В теченье целого года я ничего не слыхал об моем петербургском приятеле. Раз только, помнится, на обеде у предводителя один красноречивый помещик, отставной бранд-майор Шептунович, между двумя глотками мадеры упомянул при мне об Евгенье Александровиче как о дворянине мечтательном и увлеченных свойств. Большая часть гостей немедленно согласилась с бранд-майором, а один из них, толстый человек с лиловым лицом и необыкновенно широкими зубами, смутно напоминавший какую-то здоровую корнеплодную овощь, прибавил тут же от себя, что у него, Ладыгина, тут (указав на лоб) что-то не совсем того — и с сожаленьем покачал своей замечательной головой. Кроме этого случая, никто даже не произнес при мне имени Евгенья Александрыча. Но как-то раз, осенью, случилось мне, переезжая с болота на болото, далеко отбиться от дому… Страшная гроза застала меня на дороге. К счастью, невдалеке виднелось село. С трудом добрались мы до околицы. Кучер повернул к воротам крайней избы, кликнул хозяина… Хозяин, рослый мужик лет сорока, впустил нас. Изба его не отличалась опрятностью, но в ней было тепло и не дымно.

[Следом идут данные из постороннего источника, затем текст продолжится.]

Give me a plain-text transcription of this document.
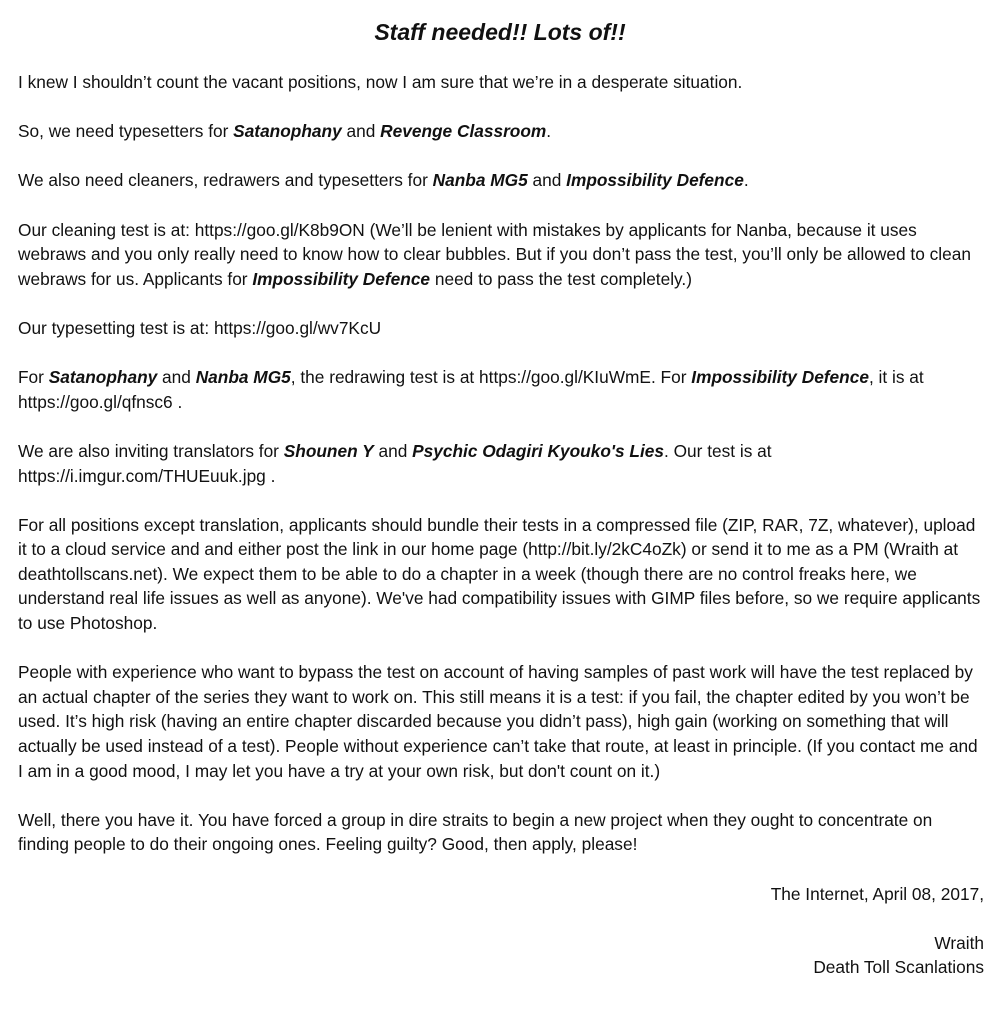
Staff needed!! Lots of!!

I knew I shouldn’t count the vacant positions, now I am sure that we’re in a desperate situation.

So, we need typesetters for Satanophany and Revenge Classroom.

We also need cleaners, redrawers and typesetters for Nanba MG5 and Impossibility Defence.

Our cleaning test is at: https://goo.gl/K8b9ON (We’ll be lenient with mistakes by applicants for Nanba, because it uses webraws and you only really need to know how to clear bubbles. But if you don’t pass the test, you’ll only be allowed to clean webraws for us. Applicants for Impossibility Defence need to pass the test completely.)

Our typesetting test is at: https://goo.gl/wv7KcU

For Satanophany and Nanba MG5, the redrawing test is at https://goo.gl/KIuWmE. For Impossibility Defence, it is at https://goo.gl/qfnsc6 .

We are also inviting translators for Shounen Y and Psychic Odagiri Kyouko's Lies. Our test is at https://i.imgur.com/THUEuuk.jpg .

For all positions except translation, applicants should bundle their tests in a compressed file (ZIP, RAR, 7Z, whatever), upload it to a cloud service and and either post the link in our home page (http://bit.ly/2kC4oZk) or send it to me as a PM (Wraith at deathtollscans.net). We expect them to be able to do a chapter in a week (though there are no control freaks here, we understand real life issues as well as anyone). We've had compatibility issues with GIMP files before, so we require applicants to use Photoshop.

People with experience who want to bypass the test on account of having samples of past work will have the test replaced by an actual chapter of the series they want to work on. This still means it is a test: if you fail, the chapter edited by you won’t be used. It’s high risk (having an entire chapter discarded because you didn’t pass), high gain (working on something that will actually be used instead of a test). People without experience can’t take that route, at least in principle. (If you contact me and I am in a good mood, I may let you have a try at your own risk, but don't count on it.)

Well, there you have it. You have forced a group in dire straits to begin a new project when they ought to concentrate on finding people to do their ongoing ones. Feeling guilty? Good, then apply, please!

The Internet, April 08, 2017,

Wraith
Death Toll Scanlations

В сенях баба с остервененьем крошила капусту.
Я уселся на лавке, спросил горшок молока, хлеба. Баба отправилась за молоком.
— Чьи вы? — спросил я мужика.
— Ладыгина, Евгения Александрыча.
— Ладыгина? Да разве здесь уже Курская пошла губернья?
— Курская, как же. От самого Худышкина Курская пошла.
Баба вошла с горшком, достала деревянную ложку, новую, с сильным запахом деревянного масла, проговорила: «Кушай, батюшка ты мой, на здоровье», — и вышла, стуча лаптями. Мужик хотел было отправиться вслед за ней, но я его остановил. Мы понемногу разговорились. Мужики большей частью не слишком охотно беседуют с господами, особенно, когда у них неладно; но я заметил, что иные крестьяне, когда им больно плохо приходится, необыкновенно спокойно и холодно высказывают всякому проезжему «барину» всё, что у них на сердце, словно речь идет о другом, — только плечом изредка поводят или потупятся вдруг… Я со второго слова моего хозяина догадался, что мужичкам Евгенья Александровича житье плохое…
— Так недовольны вы вашим барином? — спросил я.
— Недовольны, — решительно отвечал мужик.
— Что ж — он притесняет вас, что ли?
— Замотал вовсе, заездил как есть.
— Как же так?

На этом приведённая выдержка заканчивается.